Cops, Courts & Prisons


Originally published in the Summer 2019 edition of the Virginia Defender, issue 59, printed August 23. Reproduced here for accessibility and archival purposes. To find other stories in the Summer 2019 issue or to download the full PDF, see this post. For the full web catalog, see our Full Issues page.

VAPJN prepares for 2020 GA & 3rd Prison Justice Rally. The Virginia Prison Justice Network is hard at work preparing for the 3rd Prison Justice Rally, to take place in early January at Capitol Square in Richmond. The annual rally promotes the network’s lobbying effort at the General Assembly, led by network affiliate R.I.H.D. (Resource, Information, Help for the Disadvantaged & Disenfranchised). Above: Richmond VAPJN leader Lynetta Thompson addresses the 2019 rally. Photo by Phil Wilayto.

The all-volunteer Virginia Prison Justice Network was launched in early 2018 following a prisoner-requested Rally for Prison Justice attended by 300 people at Virginia’s Capitol Square. Today it has nearly 20 affiliated organizations and a network of prisoners working for change in the Virginia prison system. 


There are four aspects to the VAPJN work: 

EducationThe Network maintains a website ( that publishes prison news, information about bills in the General Assembly, upcoming events and a Prisoner Justice Blog in which prisoners can post their thoughts and stories. 

Members of the VAPJN affiliate Coalition for Justice in Blacksburg produce a monthly newsletter that is mailed to hundreds of prisoners in more than half of VDOC facilities. The newsletter informs its readers of the work of the network, changes in VDOC rules and provides educational articles. 

The network also publishes articles in The Virginia Defender newspaper. 

Legislative – Each year during the Virginia General Assembly, members and allies of the VAPJN lobby assembly members and attend committee meetings to support or oppose bills related to prisons and the criminal justice system. 

Service – Network members experienced in prison procedures answer many hundreds of letters each year from prisoners asking for help with individual cases or systemic issues.

Organizing – The network sponsors local Prison Justice Speak-Outs to inform the public about issues in the Virginia Department of Corrections and the state’s criminal justice system.
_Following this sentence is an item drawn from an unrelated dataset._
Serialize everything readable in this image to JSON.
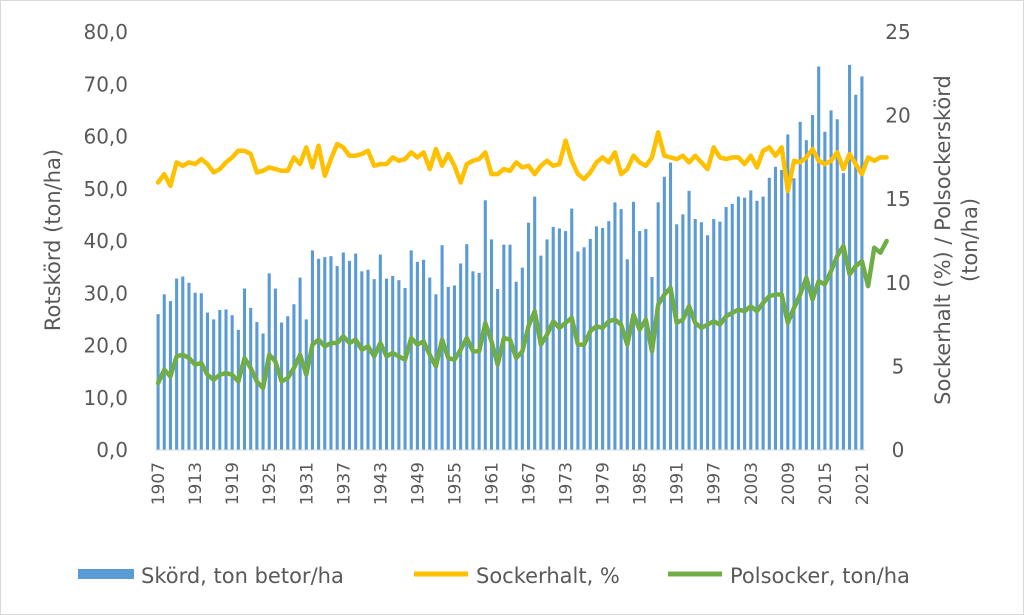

It also holds an annual rally at Capitol Square at or before the beginning of the annual General Assembly. 


The Network is coordinated by a Steering Committee composed of the four network co-founders: 

Askari Danso – Co-founder, Prisoner of Conscience, presently incarcerated at Red Onion State Prison 

Hassan Shabazz – Co-founder, Prisoner of Conscience, presently incarcerated at Augusta Correctional Center 

Margaret Breslau – Co-founder, Coalition for Justice (Blacksburg); Editor, VAPJN Newsletter.

Phil Wilayto – Co-founder, Virginia Defenders for Freedom, Justice & Equality; Editor, The Virginia Defender 


A VAPJN Speak-Out is a public meeting in which ex-prisoners, families of prisoners and prisoner rights advocates speak out about the conditions in the facilities operated by the Virginia Department of Corrections. 

Issues addressed include access to medical care, educational and recreational programs, food and nutrition, the grievance system, relationships with corrections officers and the administration, etc., as well as the criminal justice system as a whole. Individual prisoners send in statements to be read, allowing them to directly participate in these meetings. 

Speak-Out Goals: 

  • bring to the public’s attention ongoing issues of prison injustice in order that they can be addressed; 
  • recruit people to attend committee meetings at the annual Virginia General Assembly where prison and criminal justice bills are considered;
  • build the network so that prisoners and their advocates will be better able to work for justice in Virginia’s prison and criminal justice systems. 

Speak-Out Structure: 

The Speak-Outs are held in a community setting: a community center, house of worship, union hall, etc. 

There are usually two co-chairs, who work together to facilitate the meeting. 

The meetings open with a welcoming talk and explanation of the purpose of the event by a VAPJN member. 

Then a member of one of the network affiliates gives a presentation on some issue that we are following, such as ending solitary confinement, bringing back parole, fighting for healthy meals, etc. 

Then there is an open mic for presenting written statements by prisoners and oral statements by former prisoners, family members and advocates. 

Finally, the chairs encourage everyone to stay in touch with the network by signing up on sign-up sheets, and volunteering to attend committee meetings during the General Assembly.